- Born: 1941 Bradford, Yorkshire, England
- Died: 1 November 1967 (aged 26) St John's Roman Catholic High School, Dundee, Scotland
- Occupation: Teacher
- Known for: Died defending children in her care, recipient of the Albert Medal

= Nanette Hanson =

British teacher (1941–1967)

Nanette Hanson (1941 – 1 November 1967) was a British teacher at St John's Roman Catholic High School, Dundee, Scotland. She talked down Robert Mone during an armed siege, before being fatally wounded by him, and is credited with saving the lives of the twelve girls in her class for which she was posthumously awarded the Albert Medal.

==Personal life==
Nanette Hanson was born in 1941, in Bradford, Yorkshire, the daughter of George (a police superintendent) and Mary Hall. In May 1967 she married Guy Hanson in Bradford, and the couple moved to Dundee, where Nanette had got a job teaching at St John's School. She is buried in St John's Churchyard, Ben Rhydding, Ilkley, Yorkshire.

==Murder==
Hanson was taking a needlework class of twelve girls when Robert Mone, a soldier armed with a shotgun, entered her classroom. He told the girls to barricade the doors and herded them into a fitting room. He fired several rounds at the classroom door. Hanson engaged him in conversation and he asked for an acquaintance, Marion Young, to be brought to the school. Mone attempted to shoot Hanson, raped one of the girls and sexually assaulted another. Eventually, the two women persuaded him to let the girls go. Hanson and Young attempted to get him to give himself up, but at about 4.30pm he told Hanson, after ninety minutes, to close the blinds before shooting her in the back and fatally wounding her (she later died in hospital, aged 26). Hanson was pregnant with her first child at the time of her murder.

==Aftermath==
The headmaster, Brother Bede, said: "Nanette is a heroine, a martyr who died for these children. It was due to her courage that a worse tragedy didn't follow." Hanson was subsequently awarded the Albert Medal for Lifesaving. Her citation reads:

 "Mrs Hanson was taking a needlework class of twelve girls at St John's School when a soldier, armed with a shot gun, entered the classroom, ordered her and the girls to barricade the doors, and then herded them into a small fitting room which adjoined. During the period that followed the man fired several blasts from the shot gun at the classroom door, on the other side of which the headmaster and members of the staff had gathered. Mrs Hanson was then brought out of the fitting room and showing complete calm, engaged the man in conversation, during which he expressed a wish to see a young nurse and agreed that if she could be brought the children would be set free. Mrs Hanson persuaded those outside to leave her to handle the situation; this despite the fact that the soldier had already once attempted to shoot her at point blank range and would have done so had the gun not misfired. The nurse had meanwhile been brought to the school, and quite voluntarily entered the room in an attempt to pacify the man and secure the release of the girls. This was eventually accomplished through the joint efforts of Mrs. Hanson and the nurse who were then left alone in the room with the man trying to persuade him to give himself up. Before he did so, however, he shot Mrs. Hanson in the back killing her immediately."

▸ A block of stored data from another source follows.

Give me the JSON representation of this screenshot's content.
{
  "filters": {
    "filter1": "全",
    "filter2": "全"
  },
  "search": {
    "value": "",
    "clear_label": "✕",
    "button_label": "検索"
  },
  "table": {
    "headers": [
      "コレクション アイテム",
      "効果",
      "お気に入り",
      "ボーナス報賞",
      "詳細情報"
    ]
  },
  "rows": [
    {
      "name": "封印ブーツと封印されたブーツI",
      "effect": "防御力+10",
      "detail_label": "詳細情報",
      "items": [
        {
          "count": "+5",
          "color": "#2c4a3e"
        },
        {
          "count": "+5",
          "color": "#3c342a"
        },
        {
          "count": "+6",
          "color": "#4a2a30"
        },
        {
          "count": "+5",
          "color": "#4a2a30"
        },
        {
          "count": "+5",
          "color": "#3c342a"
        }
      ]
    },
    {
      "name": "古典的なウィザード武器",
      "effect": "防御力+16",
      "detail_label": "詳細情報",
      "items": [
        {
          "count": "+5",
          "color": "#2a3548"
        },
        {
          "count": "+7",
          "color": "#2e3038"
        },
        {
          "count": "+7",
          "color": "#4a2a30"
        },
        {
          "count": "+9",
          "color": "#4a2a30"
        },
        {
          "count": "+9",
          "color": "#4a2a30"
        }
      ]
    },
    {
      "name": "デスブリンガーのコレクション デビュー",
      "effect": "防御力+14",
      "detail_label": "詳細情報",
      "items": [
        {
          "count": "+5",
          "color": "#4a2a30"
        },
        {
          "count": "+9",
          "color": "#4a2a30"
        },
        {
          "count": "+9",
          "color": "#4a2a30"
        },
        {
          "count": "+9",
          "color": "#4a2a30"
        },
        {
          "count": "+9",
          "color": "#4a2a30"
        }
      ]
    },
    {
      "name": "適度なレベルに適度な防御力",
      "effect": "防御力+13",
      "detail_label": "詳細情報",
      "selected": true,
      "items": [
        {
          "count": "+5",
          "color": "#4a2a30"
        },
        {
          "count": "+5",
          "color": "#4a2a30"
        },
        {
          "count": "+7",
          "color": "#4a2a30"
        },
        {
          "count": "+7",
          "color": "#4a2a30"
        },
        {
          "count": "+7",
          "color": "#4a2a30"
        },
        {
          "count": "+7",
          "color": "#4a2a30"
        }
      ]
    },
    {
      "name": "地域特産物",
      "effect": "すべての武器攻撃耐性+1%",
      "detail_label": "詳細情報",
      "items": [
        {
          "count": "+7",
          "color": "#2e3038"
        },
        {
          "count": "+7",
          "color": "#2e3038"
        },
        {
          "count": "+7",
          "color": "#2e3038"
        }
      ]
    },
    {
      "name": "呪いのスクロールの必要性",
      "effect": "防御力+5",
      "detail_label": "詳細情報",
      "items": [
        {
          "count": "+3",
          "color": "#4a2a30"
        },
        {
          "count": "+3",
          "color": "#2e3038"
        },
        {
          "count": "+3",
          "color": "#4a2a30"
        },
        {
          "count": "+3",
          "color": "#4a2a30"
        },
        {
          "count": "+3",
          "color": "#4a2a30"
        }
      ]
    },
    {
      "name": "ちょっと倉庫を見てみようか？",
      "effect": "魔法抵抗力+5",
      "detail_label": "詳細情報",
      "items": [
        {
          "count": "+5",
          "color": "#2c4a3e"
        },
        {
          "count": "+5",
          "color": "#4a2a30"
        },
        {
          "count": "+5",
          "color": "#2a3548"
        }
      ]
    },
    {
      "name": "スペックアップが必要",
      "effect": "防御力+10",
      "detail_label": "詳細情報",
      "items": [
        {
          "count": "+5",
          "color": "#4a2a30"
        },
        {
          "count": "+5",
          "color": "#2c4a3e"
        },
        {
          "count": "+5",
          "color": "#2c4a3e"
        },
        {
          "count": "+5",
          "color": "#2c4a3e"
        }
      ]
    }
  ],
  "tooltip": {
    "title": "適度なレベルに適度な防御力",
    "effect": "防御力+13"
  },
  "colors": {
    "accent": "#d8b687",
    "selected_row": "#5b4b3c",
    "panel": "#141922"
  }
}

Hanson was awarded the Sir James Duncan Medal in 1968 for outstanding bravery in assisting the police in Scotland.

Mone was never convicted of murdering Hanson or the alleged sex offences he committed as he was deemed insane and unfit to plead. Forty years after the crimes, his victims spoke out about the offences in a bid to keep him in hospital. One of the girls, Diane Martin, recalled that Hanson was trying to calm Mone down and get him to release the girls. "She never stopped trying to protect us," Martin said.

In 2000, Hanson was one of 13 recipients of the Victoria Cross, George Cross or Albert Medal honoured in her home town of Bradford when a gallery was set up in their honour in Bradford City Hall.